Buckwhat! Offers New Take

Visitors to the Springs Farmers Market this summer may have encountered a couple of new and smiling faces — the friendly couple at the Buckwhat! booth, selling a new line of tasty bars and noshes made with buckwheat, dates, and other healthy ingredients.
They are Leeann and Mark Rybakov, who live in Springs part-time just up the road from Ashawagh Hall.
Ms. Rybakov, a recent graduate of the International Culinary Center in SoHo, thought initially about being a chef, but ended up launching the Buckwhat! company along with her brother Edward Kartashevsky, who tends the business side of the equation.

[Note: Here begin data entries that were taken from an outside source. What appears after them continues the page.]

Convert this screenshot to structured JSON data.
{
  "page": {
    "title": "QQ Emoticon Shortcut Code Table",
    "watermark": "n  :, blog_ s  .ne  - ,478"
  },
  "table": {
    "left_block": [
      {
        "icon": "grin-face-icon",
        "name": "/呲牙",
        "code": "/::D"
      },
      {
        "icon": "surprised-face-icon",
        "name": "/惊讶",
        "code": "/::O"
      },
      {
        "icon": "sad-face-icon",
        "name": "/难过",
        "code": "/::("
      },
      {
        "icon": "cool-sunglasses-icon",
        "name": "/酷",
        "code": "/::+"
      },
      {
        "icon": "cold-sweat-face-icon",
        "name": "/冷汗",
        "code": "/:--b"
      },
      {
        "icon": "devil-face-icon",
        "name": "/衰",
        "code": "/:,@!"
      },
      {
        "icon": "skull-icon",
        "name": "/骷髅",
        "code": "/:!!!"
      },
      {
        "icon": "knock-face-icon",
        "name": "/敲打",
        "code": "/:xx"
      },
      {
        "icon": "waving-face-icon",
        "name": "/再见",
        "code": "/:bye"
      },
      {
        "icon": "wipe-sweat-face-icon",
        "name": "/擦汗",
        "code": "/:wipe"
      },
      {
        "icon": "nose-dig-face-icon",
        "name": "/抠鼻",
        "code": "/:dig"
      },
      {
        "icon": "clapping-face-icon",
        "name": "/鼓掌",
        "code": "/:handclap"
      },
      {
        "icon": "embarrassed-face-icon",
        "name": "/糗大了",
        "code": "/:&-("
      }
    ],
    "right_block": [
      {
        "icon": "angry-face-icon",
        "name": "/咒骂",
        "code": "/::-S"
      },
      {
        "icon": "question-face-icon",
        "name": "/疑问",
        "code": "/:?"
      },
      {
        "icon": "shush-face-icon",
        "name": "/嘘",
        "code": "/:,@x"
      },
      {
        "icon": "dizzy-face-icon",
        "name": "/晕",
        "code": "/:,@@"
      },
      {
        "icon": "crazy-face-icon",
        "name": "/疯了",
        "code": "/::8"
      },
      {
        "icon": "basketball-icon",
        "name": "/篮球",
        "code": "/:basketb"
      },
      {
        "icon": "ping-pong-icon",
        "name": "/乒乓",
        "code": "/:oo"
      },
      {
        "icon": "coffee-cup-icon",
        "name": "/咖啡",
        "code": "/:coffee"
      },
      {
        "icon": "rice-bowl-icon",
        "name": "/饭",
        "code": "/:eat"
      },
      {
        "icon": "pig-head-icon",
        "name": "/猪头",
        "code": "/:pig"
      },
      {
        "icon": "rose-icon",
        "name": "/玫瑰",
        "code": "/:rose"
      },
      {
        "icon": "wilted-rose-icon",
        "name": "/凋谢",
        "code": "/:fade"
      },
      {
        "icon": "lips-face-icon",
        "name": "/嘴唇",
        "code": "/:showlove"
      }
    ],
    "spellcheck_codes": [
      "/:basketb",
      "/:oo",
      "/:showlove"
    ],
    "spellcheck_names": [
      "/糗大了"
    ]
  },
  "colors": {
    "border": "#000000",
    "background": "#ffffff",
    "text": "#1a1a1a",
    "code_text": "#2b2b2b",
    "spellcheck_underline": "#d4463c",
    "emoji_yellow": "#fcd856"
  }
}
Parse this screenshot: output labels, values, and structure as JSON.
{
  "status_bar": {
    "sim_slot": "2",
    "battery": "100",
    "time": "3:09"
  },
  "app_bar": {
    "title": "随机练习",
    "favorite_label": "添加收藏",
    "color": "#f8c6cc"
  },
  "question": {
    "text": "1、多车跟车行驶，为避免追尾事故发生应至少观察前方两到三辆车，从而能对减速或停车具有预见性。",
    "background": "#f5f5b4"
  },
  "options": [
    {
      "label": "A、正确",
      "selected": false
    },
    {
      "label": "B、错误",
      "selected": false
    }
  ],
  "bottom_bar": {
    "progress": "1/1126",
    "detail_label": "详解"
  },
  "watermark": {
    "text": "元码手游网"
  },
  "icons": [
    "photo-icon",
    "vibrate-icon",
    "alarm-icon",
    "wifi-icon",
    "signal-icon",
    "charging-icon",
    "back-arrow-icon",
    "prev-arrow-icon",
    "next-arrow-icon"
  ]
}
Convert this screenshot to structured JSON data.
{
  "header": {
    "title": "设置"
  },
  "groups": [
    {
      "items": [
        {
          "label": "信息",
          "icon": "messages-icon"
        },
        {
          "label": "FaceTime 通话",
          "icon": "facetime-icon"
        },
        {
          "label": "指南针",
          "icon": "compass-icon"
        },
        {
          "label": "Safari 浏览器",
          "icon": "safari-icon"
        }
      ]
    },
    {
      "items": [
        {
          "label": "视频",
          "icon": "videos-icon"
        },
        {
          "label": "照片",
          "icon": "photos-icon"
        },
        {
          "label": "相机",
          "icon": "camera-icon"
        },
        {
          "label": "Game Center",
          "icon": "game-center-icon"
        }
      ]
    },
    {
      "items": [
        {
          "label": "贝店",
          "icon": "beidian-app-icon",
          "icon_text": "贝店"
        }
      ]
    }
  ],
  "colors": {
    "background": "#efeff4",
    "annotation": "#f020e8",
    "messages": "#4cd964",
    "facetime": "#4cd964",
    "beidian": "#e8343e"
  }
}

Last spring she began developing the line of Buckwhat! products, which have no added sugar.
“We have been eating buckwheat our entire lives,” said Ms. Rybakov. She and her brother were born in Kiev. Her husband is a native of St. Petersburg, Russia. All three came to the United States in 1989.
In Eastern Europe, Ms. Rybakov said, buckwheat, or kasha, is a ubiquitous and popular dish.
Buckwheat, Ms. Rybakov said, is an “incredible” food, dense with nutrition. Those going gluten-free should not be daunted by the word “wheat,” she said — it is not a type of wheat, nor related to wheat, but a plant whose seeds are eaten.
Buckwheat is high in fiber, protein, and elements such as zinc, copper, and potassium, and contains a resistant starch that helps promote colon health. It rates well on the glycemic index, a measure of how much a food raises blood glucose.
According to the Whole Grains Council, it has been eaten for 8,000 years, playing an important role in diets around the world, especially in Asia and Eastern Europe, and was cultivated in the Balkans beginning around 4,000 B.C.
“We took it to a different level — as a seed in the bar, and we grind it down for the noshes,” Ms. Rybakov said. “I just started to experiment with it, and turned it into these little noshes.”
The noshes, small donut-hole sized balls, come in three flavors: cocoa, crunchy peanut butter, and oatmeal raisin. Nosh bars, a more substantial buckwheat square, are similar to the oatmeal raisin-style nosh — peanut butter and fruit-based versions will be added. The company also offers a granola, with cocoa and peanut butter flavors to come.
The products are made in Brooklyn, and Ms. Rybakov hopes they will be carried in stores there in the fall.
Since joining the vendors at the weekly Springs market this summer, Buckwhat! has engendered a great response, its founder said. “It’s like we acquired a new family.” A regular group of customers returns each week to stock up.
With their first baby due soon, the Rybakovs will spend their last summer Saturday at the farmers market this weekend, but hope to return in the fall.